Argentine artist (1919–2015)

Manuel Zorrilla de la Torre (26 April 1919 – 12 May 2015) was an Argentine painter, illustrator, engraver, drawer, and sculptor. His parents were Spanish immigrants.

== Career ==
Zorrilla was born in Buenos Aires in 1919.

From his childhood, he takes delight in painting the rural world which surrounds him. The fauna (horses) and the flora (fruit trees, flowers) are inexhaustible sources of inspiration. In 1942, he exposed for the first time together with other artists: critic noticed and greeted him as a young hope for the Fine Art. This year marked the beginning of exhibitions, greeted by the press, which remained continuous until 1980.

From 1949 until 1953, he received numerous prizes like the " Watercolorists and Engravers Society price ", the " National Show of Drawing and Engraving price", the " Fine Art Society of Santa Fe price", the " Fine Art Society of Rosario price" and the " Fine Art Society of Mar del Plata price". In 1954 he was elected vice-president of the Argentine Society of the Plastic Arts.

Tireless traveler in Latin America and in Europe, he was interested in the landscapes and the human being in his environment. His work tells the life: in the harvests, to the factory, the "cariocas" from Rio de Janeiro (exposed at the Art museum of São Paulo in Brazil), Indians of the Argentine northwest, the tango in Buenos Aires, the forest in Venezuela but also Paris and the Seine, Rome and its monuments, Venice and Spain. The women is also a subject declined in plenty of "figures". His works of composition are numerous like: " The seat of Numance", " The ground universe and his populations” and the series " The sea " and “The Big River”.
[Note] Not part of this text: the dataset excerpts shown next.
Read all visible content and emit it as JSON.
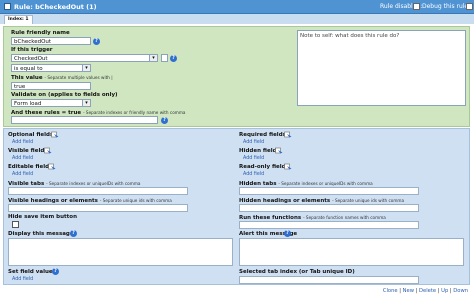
{
  "header": {
    "title": "Rule: bCheckedOut (1)",
    "rule_disabled_label": "Rule disabled:",
    "debug_label": "Debug this rule:"
  },
  "tabs": [
    "Index: 1"
  ],
  "trigger": {
    "friendly_name_label": "Rule friendly name",
    "friendly_name_value": "bCheckedOut",
    "if_trigger_label": "If this trigger",
    "trigger_field_value": "CheckedOut",
    "operator_value": "is equal to",
    "value_label": "This value",
    "value_hint": "- Separate multiple values with |",
    "value_value": "true",
    "validate_label": "Validate on (applies to fields only)",
    "validate_value": "Form load",
    "and_rules_label": "And these rules = true",
    "and_rules_hint": "- Separate indexes or friendly name with comma",
    "and_rules_value": "",
    "note_placeholder": "Note to self: what does this rule do?"
  },
  "actions": {
    "optional_fields_label": "Optional fields",
    "required_fields_label": "Required fields",
    "visible_fields_label": "Visible fields",
    "hidden_fields_label": "Hidden fields",
    "editable_fields_label": "Editable fields",
    "readonly_fields_label": "Read-only fields",
    "add_field": "Add field",
    "visible_tabs_label": "Visible tabs",
    "visible_tabs_hint": "- Separate indexes or uniqueIDs with comma",
    "hidden_tabs_label": "Hidden tabs",
    "hidden_tabs_hint": "- Separate indexes or uniqueIDs with comma",
    "visible_headings_label": "Visible headings or elements",
    "visible_headings_hint": "- Separate unique ids with comma",
    "hidden_headings_label": "Hidden headings or elements",
    "hidden_headings_hint": "- Separate unique ids with comma",
    "hide_save_label": "Hide save item button",
    "run_functions_label": "Run these functions",
    "run_functions_hint": "- Separate function names with comma",
    "display_message_label": "Display this message",
    "alert_message_label": "Alert this message",
    "set_field_value_label": "Set field value",
    "selected_tab_label": "Selected tab index (or Tab unique ID)"
  },
  "footer": {
    "links": [
      "Clone",
      "New",
      "Delete",
      "Up",
      "Down"
    ]
  },
  "colors": {
    "header_bg": "#4f93d3",
    "trigger_bg": "#cfe6c1",
    "actions_bg": "#cfe0f3",
    "link": "#2a5db0",
    "help_icon": "#2f6fd0"
  }
}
In 1982, he came to settle down in France, to Fontenay Fleury (Yvelines), among which the old village and its fields were sources of inspiration. He also began writing poetry and did several works where he often took back the subjects developed in his pictorial work. He died in 2015 in Fontenay-le-Fleury, France.

== Early years ==

Eminently self-taught, his academy is the life in all its appearances. Since 1935 he has worked with graphic and advertising studios. Quickly he turns towards The Argentine Plastic Artists Society and to The Circle of Fine Art, in Buenos Aires, to draw the nude. It is in the Zoo, in the Botanical garden, in Agricultural show and in the parks of Buenos Aires where he found his models to draw the nature. In the Circle of Fine Art the sculptor Arturo Dresco offered him his first clay to model. But the meeting with Alcides Gubellini, Italian painter and sculptor, turned out to be determining. Advice on his drawings he lavished and later introduction into the oil painting, guided his first steps. He considers Gubellini as his true master.

== Exhibitions ==

Manuel Zorrilla made a lot of individual exhibitions in Argentina on Wildenstein, Witcomb, Peuser, Müller, Perla Marino, El Nauta galleries; In Brasil, on Ibeu Gallery, Fine Arts Museum of São Paulo; in France, on Marcel Bernheim Gallery, Theâtre de Fontenay le Fleury.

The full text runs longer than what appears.